“Yes. I am having guests for Christmas.”
“Then the dining room. Speak of a find! Dinner for ten, twenty, thirty. Think what’s before you in one kitchen, let alone two. We could entertain hundreds, thousands.”
“Michael’s coming.”
“I wouldn’t put it off any longer if I were you. If we hurry by the time I’m eighty we can invite Philadelphia.”
“And a friend of his. That’s all.”
“He won’t come.”
“I’ve never had more than twelve people in this house at any one time.”
“His friend will show and he won’t. Again.”
“And I am not a cook and I never have been. I don’t want to see the kitchen. I don’t like kitchens.”
“Why work yourself up this way every year? You know he’ll disappoint you.”

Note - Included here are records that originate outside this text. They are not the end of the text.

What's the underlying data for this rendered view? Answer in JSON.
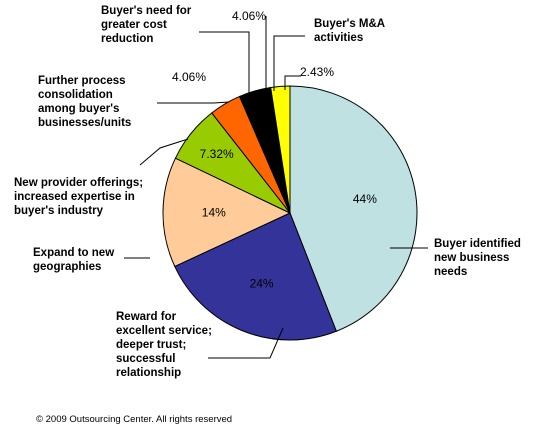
{
  "chart_data": {
    "type": "pie",
    "slices": [
      {
        "name": "Buyer identified new business needs",
        "value": 44,
        "label": "44%",
        "color": "#bfe1e1"
      },
      {
        "name": "Reward for excellent service; deeper trust; successful relationship",
        "value": 24,
        "label": "24%",
        "color": "#33339a"
      },
      {
        "name": "Expand to new geographies",
        "value": 14,
        "label": "14%",
        "color": "#ffcc99"
      },
      {
        "name": "New provider offerings; increased expertise in buyer's industry",
        "value": 7.32,
        "label": "7.32%",
        "color": "#99cc00"
      },
      {
        "name": "Further process consolidation among buyer's businesses/units",
        "value": 4.06,
        "label": "4.06%",
        "color": "#ff6600"
      },
      {
        "name": "Buyer's need for greater cost reduction",
        "value": 4.06,
        "label": "4.06%",
        "color": "#000000"
      },
      {
        "name": "Buyer's M&A activities",
        "value": 2.43,
        "label": "2.43%",
        "color": "#ffff00"
      }
    ]
  },
  "labels": {
    "buyer_needs": "Buyer identified new business needs",
    "reward": "Reward for excellent service; deeper trust; successful relationship",
    "geographies": "Expand to new geographies",
    "offerings": "New provider offerings; increased expertise in buyer's industry",
    "consolidation": "Further process consolidation among buyer's businesses/units",
    "cost": "Buyer's need for greater cost reduction",
    "ma": "Buyer's M&A activities"
  },
  "footer": {
    "copyright": "© 2009 Outsourcing Center. All rights reserved"
  }
}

“I was a child bride, remember? I hadn’t time to learn to cook before you put me in a house that already had one plus a kitchen fifty miles from the front door.”
“Seems to me you did once. You and Ondine giggling away in the kitchen is one of my clearest and fondest memories.”
“Why do you say that? You always say that.”
“It’s true. I’d come home and you’d be—”
“Not that! About Michael, I mean. That he won’t show up.”
“Because he never has.”
“He never has here. Down here in this jungle with nothing to do. No young people. No fun. No music…”
“No music?”
“I mean his kind of music.”
“You surprise me.”
“And so he won’t be bored to death, I’ve invited a friend of his—” She stopped and pressed a finger to the frownie between her eyes. “I haven’t invited anybody down here in years because of you. You hate everybody.”
“I don’t hate anybody.”
“Three years it’s been. What’s the matter with you? Don’t you want to see your son anymore? I know you don’t want to see anybody else—but your own son. You pay more attention to that fat dentist than you do Michael. What are you trying to prove down here? Why do you cut yourself off from everybody, everything?”